При слове «занудство» она издала возглас возражения.
– Нет, я знаю, занудство. Нас, англоиндийцев, все считают занудами. И это правда. Никуда от этого не деться. Понимаешь, в нас сидит – как это сказать? – такой демон, побуждающий все время говорить. Мы живем под вечным гнетом воспоминаний, и нам очень хочется разделить его с кем-то, но почему-то не получается. Такую цену мы платим за жизнь в этой стране.
Они могли не опасаться, что им кто-нибудь помешает на боковой веранде, поскольку ни одна дверь туда не выходила. Элизабет уселась на плетеный столик, но Флори ходил туда-сюда, убрав руки в карманы куртки, то выходя на лунный свет, проникавший под восточный карниз веранды, то уходя в тень.
– Я сейчас сказал, что люблю тебя. Люблю! Это слово потеряло всякое значение. Но дай мне объяснить. Сегодня, когда ты была на охоте со мной, я подумал, боже мой! Наконец-то кто-то может разделить со мной жизнь, но именно что разделить, именно что прожить ее со мной… Понимаешь?

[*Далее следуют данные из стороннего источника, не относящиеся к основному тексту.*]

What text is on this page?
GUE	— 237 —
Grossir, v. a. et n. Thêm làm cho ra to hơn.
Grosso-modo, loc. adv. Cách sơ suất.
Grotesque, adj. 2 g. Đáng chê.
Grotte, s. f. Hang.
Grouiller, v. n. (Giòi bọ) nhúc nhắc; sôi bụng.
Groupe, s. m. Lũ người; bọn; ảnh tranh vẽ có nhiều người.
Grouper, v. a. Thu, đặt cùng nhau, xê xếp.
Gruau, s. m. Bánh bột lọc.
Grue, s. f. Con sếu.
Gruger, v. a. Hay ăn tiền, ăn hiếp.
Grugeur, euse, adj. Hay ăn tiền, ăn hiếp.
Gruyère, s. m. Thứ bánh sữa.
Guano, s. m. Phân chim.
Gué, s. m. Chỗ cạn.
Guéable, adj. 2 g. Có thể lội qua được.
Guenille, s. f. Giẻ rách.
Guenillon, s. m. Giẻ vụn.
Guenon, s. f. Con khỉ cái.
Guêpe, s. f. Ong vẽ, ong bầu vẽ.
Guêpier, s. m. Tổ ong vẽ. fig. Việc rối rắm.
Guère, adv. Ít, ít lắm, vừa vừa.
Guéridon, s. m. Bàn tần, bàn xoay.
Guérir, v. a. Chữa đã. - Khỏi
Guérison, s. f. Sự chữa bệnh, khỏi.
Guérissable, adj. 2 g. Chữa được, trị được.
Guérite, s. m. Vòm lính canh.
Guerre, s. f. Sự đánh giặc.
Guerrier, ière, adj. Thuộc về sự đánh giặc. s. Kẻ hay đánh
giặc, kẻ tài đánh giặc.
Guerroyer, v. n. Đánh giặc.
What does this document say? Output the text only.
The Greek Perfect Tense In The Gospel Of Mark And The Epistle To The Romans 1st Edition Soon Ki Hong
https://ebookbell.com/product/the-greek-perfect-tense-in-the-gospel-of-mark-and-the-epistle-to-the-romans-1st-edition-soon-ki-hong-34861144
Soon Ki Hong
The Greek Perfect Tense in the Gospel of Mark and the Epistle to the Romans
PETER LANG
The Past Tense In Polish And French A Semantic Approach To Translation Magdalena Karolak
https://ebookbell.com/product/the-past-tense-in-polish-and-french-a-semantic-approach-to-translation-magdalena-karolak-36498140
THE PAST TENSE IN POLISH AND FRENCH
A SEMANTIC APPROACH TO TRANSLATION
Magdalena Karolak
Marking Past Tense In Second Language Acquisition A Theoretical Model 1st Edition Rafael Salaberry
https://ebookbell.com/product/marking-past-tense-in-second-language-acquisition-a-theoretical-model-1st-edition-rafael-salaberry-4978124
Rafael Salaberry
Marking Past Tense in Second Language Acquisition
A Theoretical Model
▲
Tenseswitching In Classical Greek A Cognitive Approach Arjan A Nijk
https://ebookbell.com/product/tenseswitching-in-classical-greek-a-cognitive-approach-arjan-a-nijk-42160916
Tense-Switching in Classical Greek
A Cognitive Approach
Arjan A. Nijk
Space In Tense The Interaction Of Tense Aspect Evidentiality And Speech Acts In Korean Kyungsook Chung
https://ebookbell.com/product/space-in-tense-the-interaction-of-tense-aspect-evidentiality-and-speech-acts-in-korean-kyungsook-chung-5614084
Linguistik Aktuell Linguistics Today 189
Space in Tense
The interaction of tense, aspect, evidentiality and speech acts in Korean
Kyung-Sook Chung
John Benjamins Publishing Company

Он собирался попросить ее руки – в самом деле, он намеревался сделать это, не откладывая. Но он еще не высказал все, что хотел – и вот, поддавшись этому эгоистичному порыву, он говорил и говорил. И ничего не мог с собой поделать. Было так важно, чтобы она поняла кое-что о том, что представляла собой его жизнь в этой стране; чтобы она постигла природу одиночества, от которого он хотел избавиться с ее помощью. И объяснить это было чертовски трудно. Что за чертовщина – мучиться от боли, которой нет названия. Блаженны те, кто поражен известными недугами! Блаженны бедные, больные, несчастные в любви, ибо с ними хотя бы все ясно, и люди будут выслушивать их жалобы с сочувствием. Но кто поймет боль изгнанника, не испытав ее сам? Элизабет смотрела, как Флори ходил туда-сюда, то выходя на лунный свет, окрашивавший его шелковую куртку серебром, то уходя в тень. У нее все еще колотилось сердце после поцелуя, однако она никак не могла взять в толк, о чем он говорил. Он собирался попросить ее руки? Чего же он так тянет! Смутная догадка подсказала ей, что он говорил что-то об одиночестве. Ну, разумеется! Он говорил об одиночестве, с которым ей придется мириться в джунглях, когда они поженятся. Ему не стоило переживать об этом. Пожалуй, в джунглях иной раз не избежать чувства одиночества? За многие мили от всякого общества, ни кино тебе, ни танцев, и не с кем поговорить, кроме друг друга, и по вечерам нечем заняться, кроме как читать – тоже приличная скука. Но можно ведь достать граммофон. А уж если эти новые радиоприемники поступят в Бирму, будет совсем другое дело! Она собиралась сказать об этом, когда он добавил:
– Я совершенно ясно выражаюсь? У тебя сложилась картина жизни, какой мы живем здесь? Вся эта чуждость, уединенность, меланхоличность! Чужие деревья, чужие цветы, чужие пейзажи, чужие лица. Здесь словно другая планета. Но, видишь ли – и я хочу, чтобы ты как раз это поняла – видишь ли, жить на другой планете может быть не так уж плохо, это даже может стать интереснейшим делом, если рядом есть хоть один человек, с кем можно разделить все это. Такой человек, который сможет увидеть это глазами, чем-то похожими на твои собственные. Эта страна была для меня таким уединенным адом – как и для большинства из нас, – и все же, говорю тебе, она может быть раем, если ты не один. Это все похоже на полную бессмыслицу?